Yingyu LaiQianni PanShiyu WangQingmao LuoZhencong HuangMingzhong WeiZhouqian JiangWenyan Yi^*

• Hezhou People's Hospital, Hezhou, China

Objective: The objective of this study is to compare and rank the efficacy and safety of different thrombopoietin receptor agonists (TPO-RAs) in the treatment of chemotherapy-induced thrombocytopenia (CIT) among patients with solid tumors. Methods: PubMed, Cochrane Library, Embase, MEDLINE, Web of Science, ClinicalTrials.gov, CNKI, Wanfang Database, VIP Database, SinoMed, and China Drug Trials (www.chinadrugtrials.org.cn) were searched for randomized controlled trials (RCTs) of TPO-RAs for CIT in solid tumors from inception to December 31, 2024. Cochrane Risk of Bias Assessment tool 2 was used for assessing risk of bias. We performed a random-effects network meta-analysis using STATA 14.0 software.
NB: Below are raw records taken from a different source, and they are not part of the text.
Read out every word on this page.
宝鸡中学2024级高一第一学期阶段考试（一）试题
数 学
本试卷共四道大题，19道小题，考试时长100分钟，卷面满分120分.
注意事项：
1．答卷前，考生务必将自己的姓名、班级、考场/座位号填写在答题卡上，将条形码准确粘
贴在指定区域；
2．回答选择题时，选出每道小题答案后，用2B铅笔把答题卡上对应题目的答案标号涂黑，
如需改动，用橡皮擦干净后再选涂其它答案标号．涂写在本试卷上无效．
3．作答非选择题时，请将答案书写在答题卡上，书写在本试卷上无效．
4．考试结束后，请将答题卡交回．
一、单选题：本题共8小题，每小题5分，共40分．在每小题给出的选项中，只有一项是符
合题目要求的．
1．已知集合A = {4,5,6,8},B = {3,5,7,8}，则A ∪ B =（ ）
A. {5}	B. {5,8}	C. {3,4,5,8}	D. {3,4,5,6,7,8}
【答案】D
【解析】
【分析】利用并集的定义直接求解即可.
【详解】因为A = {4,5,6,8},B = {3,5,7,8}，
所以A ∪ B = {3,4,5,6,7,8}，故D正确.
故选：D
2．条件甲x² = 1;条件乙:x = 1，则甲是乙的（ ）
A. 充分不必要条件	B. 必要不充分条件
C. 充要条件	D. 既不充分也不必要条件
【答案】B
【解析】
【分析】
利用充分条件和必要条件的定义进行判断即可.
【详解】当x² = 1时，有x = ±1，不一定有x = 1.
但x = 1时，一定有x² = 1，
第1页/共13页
Treatments were ranked according to the surface under the cumulative ranking curve. Confidence of the evidence was assessed using Confidence in Network Meta-Analysis. The study protocol was registered with PROSPERO, number CRD42024612536. Results: A total of 8 studies (568 patients) were included. Most RCTs (7/8) showed a low risk of bias. The confidence in evidence was often low or very low. Our network meta-analysis indicate that when compared with placebo, hetrombopag (summary RR 0.45, 95% confidence interval 0.28 to 0.73) and eltrombopag (0.57, 0.41 to 0.81) significantly reduced the incidence of chemotherapy dose reduction or delay due to thrombocytopenia. Hetrombopag (0.29, 0.13 to 0.68) also significantly reduced the platelet transfusions. Eltrombopag had the lowest risk for bleeding event (0.41, 0.13 to 1.23) and mortality (0.83, 0.48 to 1.44). There were no significant differences in the risk of AEs between interventions. Hetrombopag (0.37, 0.02 to 8.68) showed the least risk of thrombosis. According to rankograms, hetrombopag was ranked as the best for reducing the incidence of chemotherapy dose reduction or delay, and platelet transfusions, with the least risk of serious AEs and thrombosis. Eltrombopag carried the least risk of bleeding events and mortality. Conclusion: Our network meta-analysis suggested that based on the limited indirect data, hetrombopag may represent the perferred therapy for avoiding chemotherapy dose reductions or delays and platelet transfusion. Eltrombopag may be considered the preferred therapeutic option for avoiding the bleeding events and mortality. Both them have acceptable safety profile. However, larger head-to-head trials are needed to confirm these findings.